Image interpretation seems to work differently, but text generation really does feel this way. See, I've been writing for almost two decades now. In my quest to discover my writing style, I ended up studying a wide range of styles and prided myself in being able to mimic a style provided that I have enough samples of writing in that particular style. My favorite exercise was writing the same scene in different styles and tones. Sounds familiar? I'm pretty good at pattern recognition. I'm sure that I'm not deluding myself when I see echoes.
And lo and behold, there are many, many, many studies in ArXiv confirming this.

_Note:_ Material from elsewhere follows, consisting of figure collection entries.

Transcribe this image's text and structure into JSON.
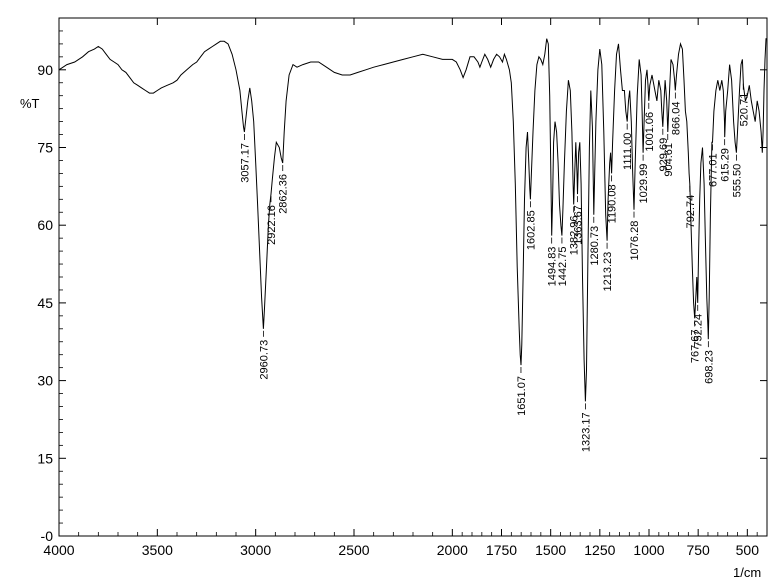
{
  "chart_data": {
    "type": "line",
    "title": "",
    "ylabel": "%T",
    "xlabel": "1/cm",
    "xlim": [
      4000,
      400
    ],
    "ylim": [
      0,
      100
    ],
    "x_ticks": [
      4000,
      3500,
      3000,
      2500,
      2000,
      1750,
      1500,
      1250,
      1000,
      750,
      500
    ],
    "x_tick_labels": [
      "4000",
      "3500",
      "3000",
      "2500",
      "2000",
      "1750",
      "1500",
      "1250",
      "1000",
      "750",
      "500"
    ],
    "y_ticks": [
      0,
      15,
      30,
      45,
      60,
      75,
      90
    ],
    "y_tick_labels": [
      "-0",
      "15",
      "30",
      "45",
      "60",
      "75",
      "90"
    ],
    "series": [
      {
        "points": [
          [
            4000,
            90.0
          ],
          [
            3960,
            91.0
          ],
          [
            3920,
            91.5
          ],
          [
            3880,
            92.5
          ],
          [
            3850,
            93.5
          ],
          [
            3820,
            94.0
          ],
          [
            3800,
            94.5
          ],
          [
            3780,
            94.0
          ],
          [
            3760,
            93.0
          ],
          [
            3740,
            92.0
          ],
          [
            3720,
            91.5
          ],
          [
            3700,
            91.0
          ],
          [
            3680,
            90.0
          ],
          [
            3660,
            89.5
          ],
          [
            3640,
            88.5
          ],
          [
            3620,
            87.5
          ],
          [
            3600,
            87.0
          ],
          [
            3580,
            86.5
          ],
          [
            3560,
            86.0
          ],
          [
            3540,
            85.5
          ],
          [
            3520,
            85.5
          ],
          [
            3500,
            86.0
          ],
          [
            3480,
            86.5
          ],
          [
            3450,
            87.0
          ],
          [
            3420,
            87.5
          ],
          [
            3400,
            88.0
          ],
          [
            3380,
            89.0
          ],
          [
            3350,
            90.0
          ],
          [
            3320,
            91.0
          ],
          [
            3300,
            91.5
          ],
          [
            3280,
            92.5
          ],
          [
            3260,
            93.5
          ],
          [
            3240,
            94.0
          ],
          [
            3220,
            94.5
          ],
          [
            3200,
            95.0
          ],
          [
            3180,
            95.5
          ],
          [
            3160,
            95.5
          ],
          [
            3140,
            95.0
          ],
          [
            3120,
            93.0
          ],
          [
            3100,
            90.0
          ],
          [
            3080,
            86.0
          ],
          [
            3070,
            82.0
          ],
          [
            3062,
            79.0
          ],
          [
            3057.17,
            78.0
          ],
          [
            3050,
            80.5
          ],
          [
            3040,
            84.0
          ],
          [
            3030,
            86.5
          ],
          [
            3020,
            84.0
          ],
          [
            3010,
            80.0
          ],
          [
            3000,
            72.0
          ],
          [
            2990,
            64.0
          ],
          [
            2980,
            55.0
          ],
          [
            2970,
            46.0
          ],
          [
            2960.73,
            40.0
          ],
          [
            2955,
            44.0
          ],
          [
            2945,
            52.0
          ],
          [
            2935,
            60.0
          ],
          [
            2928,
            64.0
          ],
          [
            2922.16,
            66.0
          ],
          [
            2915,
            69.0
          ],
          [
            2905,
            73.0
          ],
          [
            2895,
            76.0
          ],
          [
            2880,
            75.0
          ],
          [
            2870,
            73.0
          ],
          [
            2862.36,
            72.0
          ],
          [
            2855,
            78.0
          ],
          [
            2845,
            84.0
          ],
          [
            2830,
            89.0
          ],
          [
            2810,
            91.0
          ],
          [
            2790,
            90.5
          ],
          [
            2760,
            91.0
          ],
          [
            2720,
            91.5
          ],
          [
            2680,
            91.5
          ],
          [
            2640,
            90.5
          ],
          [
            2600,
            89.5
          ],
          [
            2560,
            89.0
          ],
          [
            2520,
            89.0
          ],
          [
            2480,
            89.5
          ],
          [
            2440,
            90.0
          ],
          [
            2400,
            90.5
          ],
          [
            2350,
            91.0
          ],
          [
            2300,
            91.5
          ],
          [
            2250,
            92.0
          ],
          [
            2200,
            92.5
          ],
          [
            2150,
            93.0
          ],
          [
            2100,
            92.5
          ],
          [
            2050,
            92.0
          ],
          [
            2000,
            92.0
          ],
          [
            1980,
            91.5
          ],
          [
            1960,
            90.0
          ],
          [
            1945,
            88.5
          ],
          [
            1930,
            90.0
          ],
          [
            1910,
            92.5
          ],
          [
            1890,
            92.5
          ],
          [
            1870,
            91.5
          ],
          [
            1860,
            90.5
          ],
          [
            1850,
            91.5
          ],
          [
            1835,
            93.0
          ],
          [
            1820,
            92.0
          ],
          [
            1805,
            90.5
          ],
          [
            1790,
            92.0
          ],
          [
            1775,
            93.0
          ],
          [
            1760,
            92.5
          ],
          [
            1745,
            91.5
          ],
          [
            1735,
            93.0
          ],
          [
            1725,
            92.0
          ],
          [
            1710,
            90.0
          ],
          [
            1700,
            87.5
          ],
          [
            1690,
            80.0
          ],
          [
            1680,
            68.0
          ],
          [
            1670,
            52.0
          ],
          [
            1660,
            40.0
          ],
          [
            1655,
            35.0
          ],
          [
            1651.07,
            33.0
          ],
          [
            1647,
            37.0
          ],
          [
            1640,
            50.0
          ],
          [
            1633,
            65.0
          ],
          [
            1625,
            75.0
          ],
          [
            1618,
            78.0
          ],
          [
            1612,
            73.0
          ],
          [
            1606,
            67.0
          ],
          [
            1602.85,
            65.0
          ],
          [
            1598,
            70.0
          ],
          [
            1590,
            78.0
          ],
          [
            1580,
            86.0
          ],
          [
            1570,
            91.0
          ],
          [
            1560,
            92.5
          ],
          [
            1550,
            92.0
          ],
          [
            1540,
            91.0
          ],
          [
            1530,
            93.0
          ],
          [
            1520,
            96.0
          ],
          [
            1512,
            95.0
          ],
          [
            1505,
            85.0
          ],
          [
            1500,
            72.0
          ],
          [
            1494.83,
            58.0
          ],
          [
            1490,
            65.0
          ],
          [
            1485,
            76.0
          ],
          [
            1478,
            80.0
          ],
          [
            1470,
            78.0
          ],
          [
            1462,
            72.0
          ],
          [
            1455,
            64.0
          ],
          [
            1448,
            60.0
          ],
          [
            1442.75,
            58.0
          ],
          [
            1438,
            63.0
          ],
          [
            1430,
            72.0
          ],
          [
            1420,
            82.0
          ],
          [
            1410,
            88.0
          ],
          [
            1400,
            86.0
          ],
          [
            1392,
            78.0
          ],
          [
            1386,
            68.0
          ],
          [
            1382.96,
            64.0
          ],
          [
            1378,
            70.0
          ],
          [
            1372,
            76.0
          ],
          [
            1366,
            70.0
          ],
          [
            1363.67,
            66.0
          ],
          [
            1358,
            74.0
          ],
          [
            1352,
            76.0
          ],
          [
            1345,
            68.0
          ],
          [
            1338,
            50.0
          ],
          [
            1330,
            34.0
          ],
          [
            1323.17,
            26.0
          ],
          [
            1318,
            32.0
          ],
          [
            1310,
            55.0
          ],
          [
            1303,
            75.0
          ],
          [
            1296,
            86.0
          ],
          [
            1288,
            79.0
          ],
          [
            1280.73,
            62.0
          ],
          [
            1276,
            70.0
          ],
          [
            1270,
            80.0
          ],
          [
            1260,
            90.0
          ],
          [
            1250,
            94.0
          ],
          [
            1240,
            91.0
          ],
          [
            1230,
            78.0
          ],
          [
            1220,
            62.0
          ],
          [
            1213.23,
            57.0
          ],
          [
            1208,
            65.0
          ],
          [
            1200,
            72.0
          ],
          [
            1195,
            74.0
          ],
          [
            1190.08,
            70.0
          ],
          [
            1185,
            76.0
          ],
          [
            1175,
            86.0
          ],
          [
            1165,
            93.0
          ],
          [
            1155,
            95.0
          ],
          [
            1145,
            90.0
          ],
          [
            1135,
            86.0
          ],
          [
            1125,
            86.0
          ],
          [
            1118,
            82.0
          ],
          [
            1111.0,
            80.0
          ],
          [
            1104,
            84.0
          ],
          [
            1098,
            86.0
          ],
          [
            1090,
            80.0
          ],
          [
            1083,
            70.0
          ],
          [
            1076.28,
            63.0
          ],
          [
            1070,
            72.0
          ],
          [
            1060,
            85.0
          ],
          [
            1050,
            92.0
          ],
          [
            1040,
            89.0
          ],
          [
            1035,
            82.0
          ],
          [
            1029.99,
            74.0
          ],
          [
            1025,
            80.0
          ],
          [
            1018,
            88.0
          ],
          [
            1010,
            90.0
          ],
          [
            1005,
            87.0
          ],
          [
            1001.06,
            84.0
          ],
          [
            996,
            87.0
          ],
          [
            985,
            89.0
          ],
          [
            970,
            86.0
          ],
          [
            960,
            84.0
          ],
          [
            950,
            88.0
          ],
          [
            940,
            86.0
          ],
          [
            935,
            82.0
          ],
          [
            929.69,
            79.0
          ],
          [
            925,
            83.0
          ],
          [
            918,
            88.0
          ],
          [
            910,
            84.0
          ],
          [
            904.61,
            78.0
          ],
          [
            898,
            84.0
          ],
          [
            888,
            92.0
          ],
          [
            878,
            91.0
          ],
          [
            870,
            88.0
          ],
          [
            866.04,
            86.0
          ],
          [
            860,
            89.0
          ],
          [
            850,
            93.0
          ],
          [
            840,
            95.0
          ],
          [
            830,
            94.0
          ],
          [
            822,
            88.0
          ],
          [
            815,
            82.0
          ],
          [
            808,
            80.0
          ],
          [
            800,
            74.0
          ],
          [
            796,
            70.0
          ],
          [
            792.74,
            68.0
          ],
          [
            788,
            62.0
          ],
          [
            780,
            52.0
          ],
          [
            773,
            45.0
          ],
          [
            767.67,
            42.0
          ],
          [
            762,
            46.0
          ],
          [
            757,
            50.0
          ],
          [
            752.24,
            45.0
          ],
          [
            748,
            55.0
          ],
          [
            742,
            65.0
          ],
          [
            736,
            72.0
          ],
          [
            728,
            75.0
          ],
          [
            720,
            68.0
          ],
          [
            713,
            57.0
          ],
          [
            706,
            46.0
          ],
          [
            700,
            40.0
          ],
          [
            698.23,
            38.0
          ],
          [
            694,
            46.0
          ],
          [
            688,
            62.0
          ],
          [
            680,
            76.0
          ],
          [
            677.01,
            76.0
          ],
          [
            670,
            82.0
          ],
          [
            660,
            86.0
          ],
          [
            650,
            88.0
          ],
          [
            640,
            86.0
          ],
          [
            630,
            88.0
          ],
          [
            622,
            86.0
          ],
          [
            616,
            80.0
          ],
          [
            615.29,
            77.0
          ],
          [
            610,
            82.0
          ],
          [
            600,
            86.0
          ],
          [
            590,
            91.0
          ],
          [
            580,
            88.0
          ],
          [
            570,
            80.0
          ],
          [
            562,
            76.0
          ],
          [
            555.5,
            74.0
          ],
          [
            550,
            78.0
          ],
          [
            540,
            86.0
          ],
          [
            532,
            91.0
          ],
          [
            525,
            92.0
          ],
          [
            520,
            87.0
          ],
          [
            510,
            84.0
          ],
          [
            500,
            85.0
          ],
          [
            490,
            87.0
          ],
          [
            480,
            84.0
          ],
          [
            470,
            82.0
          ],
          [
            460,
            80.0
          ],
          [
            450,
            84.0
          ],
          [
            440,
            82.0
          ],
          [
            430,
            78.0
          ],
          [
            427,
            76.0
          ],
          [
            424,
            74.0
          ],
          [
            420,
            78.0
          ],
          [
            415,
            86.0
          ],
          [
            410,
            92.0
          ],
          [
            405,
            96.0
          ],
          [
            400,
            96.0
          ]
        ]
      }
    ],
    "annotations": [
      {
        "x": 3057.17,
        "label": "3057.17"
      },
      {
        "x": 2960.73,
        "label": "2960.73"
      },
      {
        "x": 2922.16,
        "label": "2922.16"
      },
      {
        "x": 2862.36,
        "label": "2862.36"
      },
      {
        "x": 1651.07,
        "label": "1651.07"
      },
      {
        "x": 1602.85,
        "label": "1602.85"
      },
      {
        "x": 1494.83,
        "label": "1494.83"
      },
      {
        "x": 1442.75,
        "label": "1442.75"
      },
      {
        "x": 1382.96,
        "label": "1382.96"
      },
      {
        "x": 1363.67,
        "label": "1363.67"
      },
      {
        "x": 1323.17,
        "label": "1323.17"
      },
      {
        "x": 1280.73,
        "label": "1280.73"
      },
      {
        "x": 1213.23,
        "label": "1213.23"
      },
      {
        "x": 1190.08,
        "label": "1190.08"
      },
      {
        "x": 1111.0,
        "label": "1111.00"
      },
      {
        "x": 1076.28,
        "label": "1076.28"
      },
      {
        "x": 1029.99,
        "label": "1029.99"
      },
      {
        "x": 1001.06,
        "label": "1001.06"
      },
      {
        "x": 929.69,
        "label": "929.69"
      },
      {
        "x": 904.61,
        "label": "904.61"
      },
      {
        "x": 866.04,
        "label": "866.04"
      },
      {
        "x": 792.74,
        "label": "792.74"
      },
      {
        "x": 767.67,
        "label": "767.67"
      },
      {
        "x": 752.24,
        "label": "752.24"
      },
      {
        "x": 698.23,
        "label": "698.23"
      },
      {
        "x": 677.01,
        "label": "677.01"
      },
      {
        "x": 615.29,
        "label": "615.29"
      },
      {
        "x": 555.5,
        "label": "555.50"
      },
      {
        "x": 520.71,
        "label": "520.71"
      }
    ],
    "grid": false,
    "legend": "none"
  }
}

Because these models are giving you nothing but statistical probability, and because they are mostly trained on the same set of data poached from public domain works and internet scrapes (sometimes even developed/tuned by the same set of researchers shuffled from one company to the next), it's no surprise that they converge.
What does this mean for us?
This means we're at risk of cultural, contextual, and factual erasure. Whichever convergent truth the models reach will be the one reaching millions of people using these in daily basis, who think they can cover their bases by doing "fact-checking" using multiple models. No, seriously, I know people who would chatGPT everything and claim "I double check by asking Gemini".
Sure, search engine optimization has affected the results of mundane questions and forming opinions since the beginning of the internet, you say. How is this any different than nonsense ad-littered blogs and dubious websites and paid posts polluting search?
Well, for one, search engines don't tend to don an authoritative, know-it-all personality. They don't try to look convincing. You're given the results to trawl, and they might be awful results, but you have to audit at least the top results and think for yourself if they are believable. These LLMs? They would gladly exaggerate, lie, gaslight you into accepting their outputs. Working with LLMs mean taming them into submission, always on the lookout for that one thing they are trying to hide — an intern always on Day 1 (and not even a cute one).
I believe this is a severe degradation of computing experience, and not even the slightest bit convenient. History has always been written by the winners, and now we're giving leeway for our worldview to be shaped by...a glorified autocomplete. That isn't even very good at doing autocomplete. Come on, surely you've been trying to write "should of" instead of "should've"?